I believe for time.Duration properties the values have to be type int64 and value should be in milliseconds,
so for example for two minutes the value should be 120000000000

Its not working

Tried with and without quotes.

history.TimerProcessorArchivalTimeLimit: 120000000000

{"level":"info","ts":"2022-01-17T17:39:23.210Z","msg":"Unable to create file based dynamic config client, use no-op config client instead.","error":"failed to decode dynamic config yaml: unmarshal errors:\n line 60: cannot unmarshal !!int 1200000…into []*dynamicconfig.constrainedValue\n line 61: cannot unmarshal !!int1200000…into []*dynamicconfig.constrainedValue\n line 62: cannot unmarshal !!int1200000… into []*dynamicconfig.constrainedValue","logging-call-at":"main.go:136"}

history.TimerProcessorArchivalTimeLimit: “120000000000”

{"level":"info","ts":"2022-01-17T17:45:17.521Z","msg":"Unable to create file based dynamic config client, use no-op config client instead.","error":"failed to decode dynamic config yaml: unmarshal errors:\n line 60: cannot unmarshal !!str 1200000…into []*dynamicconfig.constrainedValue\n line 61: cannot unmarshal !!str1200000…into []*dynamicconfig.constrainedValue\n line 62: cannot unmarshal !!str1200000… into []*dynamicconfig.constrainedValue","logging-call-at":"main.go:136"}

I think this should be

- value: 120000000000
  constraints: {}

see how the other constrained values are defined in dynamic config, for example: temporal/development_es.yaml at master · temporalio/temporal · GitHub

It worked, I didn’t see any errors in history pod.

However, setting these values doesn’t seem to be overwriting the default value in set in temporal server code.

I set the configs as below to 4 mins

  - value: 240000000000
    constraints: {}
  - value: 240000000000
    constraints: {}
  - value: 240000000000
    constraints: {}

In the logs I only found TransferProcessorVisibilityArchivalTimeLimit not the other two.
Also as per my config, shouldn’t it be 240?

{"level":"info","ts":"2022-01-17T18:31:15.186Z","msg":"Get dynamic config","name":"history.transferProcessorVisibilityArchivalTimeLimit","value":120,"default-value":120,"logging-call-at":"config.go:79"}

FYI : I changed the default value to 2m directly in the server code
TransferProcessorVisibilityArchivalTimeLimit: dc.GetDurationProperty(dynamicconfig.TransferProcessorVisibilityArchivalTimeLimit, 2*time.Minute),

And the context deadline seems to be still 2 mins (default hardcoded value) and isn’t picking from dynamic config.

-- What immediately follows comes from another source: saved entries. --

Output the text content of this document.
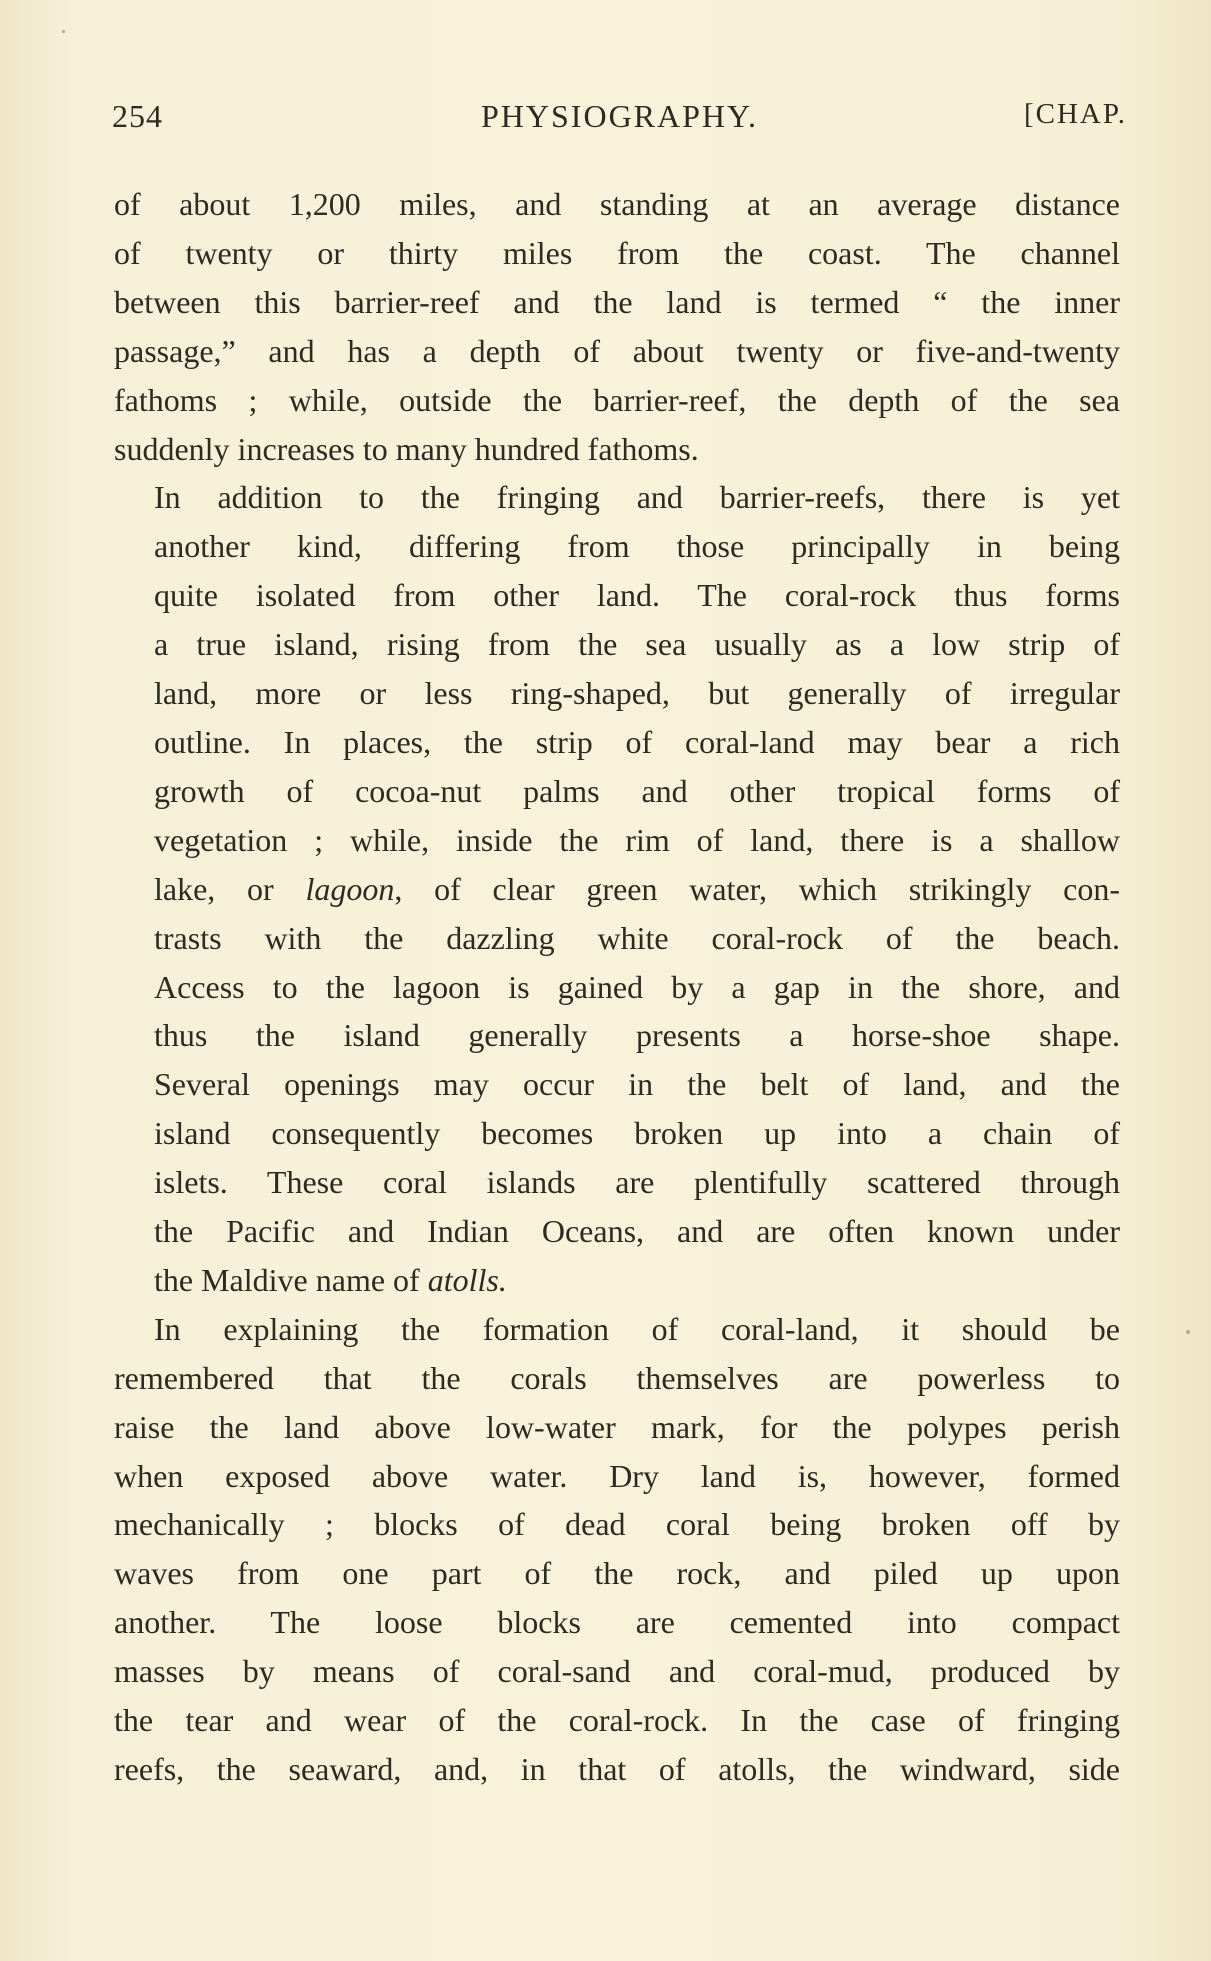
254	PHYSIOGRAPHY.	[CHAP.

of about 1,200 miles, and standing at an average distance
of twenty or thirty miles from the coast. The channel
between this barrier-reef and the land is termed “ the inner
passage,” and has a depth of about twenty or five-and-twenty
fathoms ; while, outside the barrier-reef, the depth of the sea
suddenly increases to many hundred fathoms.

In addition to the fringing and barrier-reefs, there is yet
another kind, differing from those principally in being
quite isolated from other land. The coral-rock thus forms
a true island, rising from the sea usually as a low strip of
land, more or less ring-shaped, but generally of irregular
outline. In places, the strip of coral-land may bear a rich
growth of cocoa-nut palms and other tropical forms of
vegetation ; while, inside the rim of land, there is a shallow
lake, or lagoon, of clear green water, which strikingly con-
trasts with the dazzling white coral-rock of the beach.
Access to the lagoon is gained by a gap in the shore, and
thus the island generally presents a horse-shoe shape.
Several openings may occur in the belt of land, and the
island consequently becomes broken up into a chain of
islets. These coral islands are plentifully scattered through
the Pacific and Indian Oceans, and are often known under
the Maldive name of atolls.

In explaining the formation of coral-land, it should be
remembered that the corals themselves are powerless to
raise the land above low-water mark, for the polypes perish
when exposed above water. Dry land is, however, formed
mechanically ; blocks of dead coral being broken off by
waves from one part of the rock, and piled up upon
another. The loose blocks are cemented into compact
masses by means of coral-sand and coral-mud, produced by
the tear and wear of the coral-rock. In the case of fringing
reefs, the seaward, and, in that of atolls, the windward, side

2022/01/17 18:31:15 deadline time : 2022-01-17 18:33:15.186328856 +0000 UTC m=+207.845076539

FYI : Place where I’m logging the above line

It should have set the deadline on context here: temporal/timerQueueTaskExecutorBase.go at master · temporalio/temporal · GitHub

@Chad_Retz am I seeing this wrong?

Below way of representation is working.

  - value: "5m"
    constraints: {}

To summarize there were two problems
1. Default values for archival time limits are very small

  • Given the default archival timeouts are between 300ms to 1sec, whenever the end system (S3) was slow to respond, the archival would timeout and throw context deadline exception.

  • Solved this problem by increasing the default timeouts to 1m. Below are the parameters I tweaked.


2. Faulty egress configuration & DNS resolution

  • The problem is not really related to temporal.

  • The egress configured was based on the DNS url of the S3 system. And the DNS resolution was a bit faulty. Doing http.Get("MY-S3-URL") prior to the API would do something to the DNS resolution and would get it to work.

  • But the real impediment in identifying the issue was the small time out limits again. This ment that I would not able to able to see the real errors and only saw context deadlline. Only after I increased the time limits, I was able to the underlying failures and that’s how I got to know its related to egress.

@tihomir I feel that the time limits are very small. Either we can increase them or we should mention these params in the documentation so that developers are aware on how to get around these issues.